Islamabad signals it is ready for Taliban talks

PM Gilani expected to visit Kabul soon; Hekmatyar also expresses willingness for talks.

KABUL:
Pakistan has made overtures to Afghanistan to resume talks over the Taliban which broke down following the assassination of Kabul’s chief peace envoy, an Afghan official said on Sunday.

“After Pakistan expressed readiness, the Afghan government has also agreed to resume the talks with Pakistan over the Taliban,” Esmael Qasimyar, a senior member of the Afghan government-appointed High Peace Council, told AFP.

Afghan President Hamid Karzai accused Pakistan of responsibility for the murder of peace envoy Burhanuddin Rabbani in September and last month he said Pakistan was sabotaging all negotiations with the Taliban.

A government official, who spoke on condition of anonymity, said Pakistan had recently sent a message through the Afghan ambassador to Islamabad saying that “Pakistan is willing to resume contacts and talks with Afghanistan”.

He said Pakistan’s prime minister, Yousaf Raza Gilani, was also planning to visit Afghanistan, but no dates had been set. Asked for comment, Karzai’s spokesperson Aimal Faizi said: “Pakistan plays a key role in talks because the militants’ leadership is believed to be in Pakistan.

“We emphasise on good relations with Pakistan and hope that our relations improve, and we hope with the help of Pakistan our peace talks will resume.”

Hekmatyar ready for talks

The leader of Afghanistan’s second-biggest insurgent group said in an interview published Sunday that he was ready for “meaningful talks” with all parties to end the decade-long war.


The statement by Gulbuddin Hekmatyar, head of Hezb-i-Islami, comes after an announcement by the the Taliban that they will open
a political office in Qatar ahead of possible talks with the US.

But Hekmatyar, a former Afghan prime minister, was dismissive of the results of contacts he said Hezb-i-Islami had already had with Washington and the government of President Karzai.

“We held talks with Kabul government as well as with the Americans on different occasions, but did not receive any clear, acceptable and realistic plan from them worth mentioning,” he told the Afghan Islamic Press news agency.

“The Kabul government is powerless and the Americans have no plan acceptable to the Afghan nation and the mujahedeen.”
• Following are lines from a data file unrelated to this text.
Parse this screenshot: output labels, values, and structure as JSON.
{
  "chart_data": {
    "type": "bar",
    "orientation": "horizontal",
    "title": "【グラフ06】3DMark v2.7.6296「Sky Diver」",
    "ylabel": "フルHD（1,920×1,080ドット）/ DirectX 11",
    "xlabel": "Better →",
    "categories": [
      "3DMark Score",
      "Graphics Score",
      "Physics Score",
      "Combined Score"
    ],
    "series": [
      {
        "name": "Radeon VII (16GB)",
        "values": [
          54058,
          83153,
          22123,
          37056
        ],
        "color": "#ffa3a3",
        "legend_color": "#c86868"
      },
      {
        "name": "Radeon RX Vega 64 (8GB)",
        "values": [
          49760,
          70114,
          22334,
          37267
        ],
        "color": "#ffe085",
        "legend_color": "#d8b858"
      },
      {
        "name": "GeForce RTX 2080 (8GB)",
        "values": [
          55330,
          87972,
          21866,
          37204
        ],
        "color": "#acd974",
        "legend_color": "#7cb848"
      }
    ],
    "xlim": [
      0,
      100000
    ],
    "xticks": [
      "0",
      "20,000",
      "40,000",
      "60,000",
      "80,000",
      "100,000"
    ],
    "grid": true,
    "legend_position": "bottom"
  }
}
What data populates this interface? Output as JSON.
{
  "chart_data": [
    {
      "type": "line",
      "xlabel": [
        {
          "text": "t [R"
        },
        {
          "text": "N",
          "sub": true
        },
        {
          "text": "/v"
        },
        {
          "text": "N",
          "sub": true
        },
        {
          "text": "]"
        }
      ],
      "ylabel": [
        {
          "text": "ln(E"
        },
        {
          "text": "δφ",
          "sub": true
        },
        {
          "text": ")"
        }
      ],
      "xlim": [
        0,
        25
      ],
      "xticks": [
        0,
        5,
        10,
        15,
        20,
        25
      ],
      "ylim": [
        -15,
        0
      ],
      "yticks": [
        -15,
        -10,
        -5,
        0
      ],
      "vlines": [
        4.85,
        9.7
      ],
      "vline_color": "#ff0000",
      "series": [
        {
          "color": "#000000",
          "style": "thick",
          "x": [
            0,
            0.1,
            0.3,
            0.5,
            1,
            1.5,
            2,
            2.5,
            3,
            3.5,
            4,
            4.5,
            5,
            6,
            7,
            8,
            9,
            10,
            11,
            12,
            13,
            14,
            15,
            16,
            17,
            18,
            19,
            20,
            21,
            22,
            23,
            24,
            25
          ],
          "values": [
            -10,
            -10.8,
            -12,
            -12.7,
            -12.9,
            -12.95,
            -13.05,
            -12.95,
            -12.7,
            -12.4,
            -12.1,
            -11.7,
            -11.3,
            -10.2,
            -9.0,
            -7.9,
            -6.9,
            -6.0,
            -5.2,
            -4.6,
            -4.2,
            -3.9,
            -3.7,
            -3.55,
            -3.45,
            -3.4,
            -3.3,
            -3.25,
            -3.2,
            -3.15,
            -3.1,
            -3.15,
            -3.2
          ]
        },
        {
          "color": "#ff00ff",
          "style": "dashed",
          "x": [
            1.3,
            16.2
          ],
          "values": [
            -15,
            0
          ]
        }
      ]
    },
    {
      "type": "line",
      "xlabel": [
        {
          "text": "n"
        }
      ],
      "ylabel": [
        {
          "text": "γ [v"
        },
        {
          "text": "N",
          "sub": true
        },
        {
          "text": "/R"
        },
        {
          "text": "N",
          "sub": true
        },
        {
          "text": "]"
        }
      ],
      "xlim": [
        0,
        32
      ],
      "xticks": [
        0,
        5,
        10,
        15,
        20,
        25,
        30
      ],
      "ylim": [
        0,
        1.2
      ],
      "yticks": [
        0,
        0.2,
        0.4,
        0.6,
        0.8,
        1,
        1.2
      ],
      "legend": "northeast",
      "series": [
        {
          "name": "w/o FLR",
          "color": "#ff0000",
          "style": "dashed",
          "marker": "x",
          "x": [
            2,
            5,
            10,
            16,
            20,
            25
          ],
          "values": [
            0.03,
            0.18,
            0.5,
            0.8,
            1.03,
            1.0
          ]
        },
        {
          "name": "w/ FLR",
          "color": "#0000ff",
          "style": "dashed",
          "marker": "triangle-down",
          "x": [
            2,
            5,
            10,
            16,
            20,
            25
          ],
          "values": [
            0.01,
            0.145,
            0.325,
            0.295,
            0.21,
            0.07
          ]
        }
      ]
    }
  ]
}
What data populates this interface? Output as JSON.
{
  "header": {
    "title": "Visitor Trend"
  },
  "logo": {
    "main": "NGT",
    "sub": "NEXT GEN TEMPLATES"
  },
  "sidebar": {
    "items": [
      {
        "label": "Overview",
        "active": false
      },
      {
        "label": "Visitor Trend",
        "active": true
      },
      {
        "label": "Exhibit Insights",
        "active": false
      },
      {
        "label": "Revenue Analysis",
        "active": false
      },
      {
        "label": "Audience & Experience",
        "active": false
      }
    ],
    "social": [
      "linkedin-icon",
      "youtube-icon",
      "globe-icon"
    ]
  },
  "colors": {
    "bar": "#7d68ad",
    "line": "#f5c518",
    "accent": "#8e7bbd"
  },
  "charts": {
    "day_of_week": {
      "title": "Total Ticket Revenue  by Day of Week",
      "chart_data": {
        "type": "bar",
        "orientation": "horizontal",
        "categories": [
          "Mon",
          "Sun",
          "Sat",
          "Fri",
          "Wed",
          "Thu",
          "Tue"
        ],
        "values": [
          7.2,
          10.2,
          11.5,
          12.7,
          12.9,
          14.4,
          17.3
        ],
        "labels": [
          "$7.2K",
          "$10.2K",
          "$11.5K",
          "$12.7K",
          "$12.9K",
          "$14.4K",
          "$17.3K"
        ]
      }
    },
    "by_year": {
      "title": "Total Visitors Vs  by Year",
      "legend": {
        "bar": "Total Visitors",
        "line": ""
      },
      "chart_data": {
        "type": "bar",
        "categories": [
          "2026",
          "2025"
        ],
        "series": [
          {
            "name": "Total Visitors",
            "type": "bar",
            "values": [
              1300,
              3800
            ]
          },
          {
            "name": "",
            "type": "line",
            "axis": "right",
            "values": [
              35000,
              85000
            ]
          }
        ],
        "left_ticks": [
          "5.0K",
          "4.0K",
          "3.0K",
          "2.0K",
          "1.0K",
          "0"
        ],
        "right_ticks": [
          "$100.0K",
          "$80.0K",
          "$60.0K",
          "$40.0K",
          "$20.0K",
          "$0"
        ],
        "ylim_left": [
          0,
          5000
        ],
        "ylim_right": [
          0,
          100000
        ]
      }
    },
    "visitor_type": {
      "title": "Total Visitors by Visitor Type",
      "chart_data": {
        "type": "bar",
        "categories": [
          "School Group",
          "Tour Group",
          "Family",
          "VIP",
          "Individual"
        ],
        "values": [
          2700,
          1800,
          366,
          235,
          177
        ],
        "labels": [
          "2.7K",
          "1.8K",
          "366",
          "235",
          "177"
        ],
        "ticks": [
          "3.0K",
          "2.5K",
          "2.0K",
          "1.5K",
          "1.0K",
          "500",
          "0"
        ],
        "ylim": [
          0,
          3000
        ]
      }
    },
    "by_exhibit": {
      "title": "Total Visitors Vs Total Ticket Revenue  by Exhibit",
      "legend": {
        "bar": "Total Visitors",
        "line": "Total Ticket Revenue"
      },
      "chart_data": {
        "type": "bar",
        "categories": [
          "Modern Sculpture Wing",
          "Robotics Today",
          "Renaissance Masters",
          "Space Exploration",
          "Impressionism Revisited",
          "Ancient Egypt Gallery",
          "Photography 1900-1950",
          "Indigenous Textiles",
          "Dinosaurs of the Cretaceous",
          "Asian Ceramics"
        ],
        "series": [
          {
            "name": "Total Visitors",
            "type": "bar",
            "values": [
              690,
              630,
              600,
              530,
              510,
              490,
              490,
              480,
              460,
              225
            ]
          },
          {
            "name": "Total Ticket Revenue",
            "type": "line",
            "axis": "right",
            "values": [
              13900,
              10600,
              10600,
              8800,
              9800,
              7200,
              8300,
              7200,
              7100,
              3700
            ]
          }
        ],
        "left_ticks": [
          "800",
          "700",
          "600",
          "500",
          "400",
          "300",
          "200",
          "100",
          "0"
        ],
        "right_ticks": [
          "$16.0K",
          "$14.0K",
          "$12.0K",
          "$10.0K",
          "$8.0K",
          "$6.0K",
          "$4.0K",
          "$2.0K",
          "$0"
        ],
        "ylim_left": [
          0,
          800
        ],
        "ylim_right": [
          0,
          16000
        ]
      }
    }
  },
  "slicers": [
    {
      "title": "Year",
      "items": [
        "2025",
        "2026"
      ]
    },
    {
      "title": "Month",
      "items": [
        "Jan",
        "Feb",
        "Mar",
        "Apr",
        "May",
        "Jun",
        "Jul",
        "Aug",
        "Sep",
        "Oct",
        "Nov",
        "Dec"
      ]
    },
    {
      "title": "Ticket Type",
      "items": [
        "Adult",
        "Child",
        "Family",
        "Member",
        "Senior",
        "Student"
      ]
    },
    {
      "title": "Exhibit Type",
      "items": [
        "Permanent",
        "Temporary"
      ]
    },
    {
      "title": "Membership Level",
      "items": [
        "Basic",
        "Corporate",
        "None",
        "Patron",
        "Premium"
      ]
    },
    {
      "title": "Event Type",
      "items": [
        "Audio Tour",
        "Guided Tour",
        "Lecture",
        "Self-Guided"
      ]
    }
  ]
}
Any negotiations should “pave (the) way for an agreed plan for the unconditional withdrawal of the foreign forces, guaranteeing Afghanistan’s independence, Afghans’ right to decide their fate and their national integrity,” he said.

Karzai’s spokesman Aimal Faizi told AFP nearly two weeks ago that a delegation representing the group had travelled to Kabul and met the president “in a good atmosphere, and the results were good”.

A palace official told AFP that Hekmatyar’s delegation included Ghairat Baheer, one of his main lieutenants, and that after meeting Karzai they met US embassy officials.

Published in The Express Tribune, January 16th, 2012.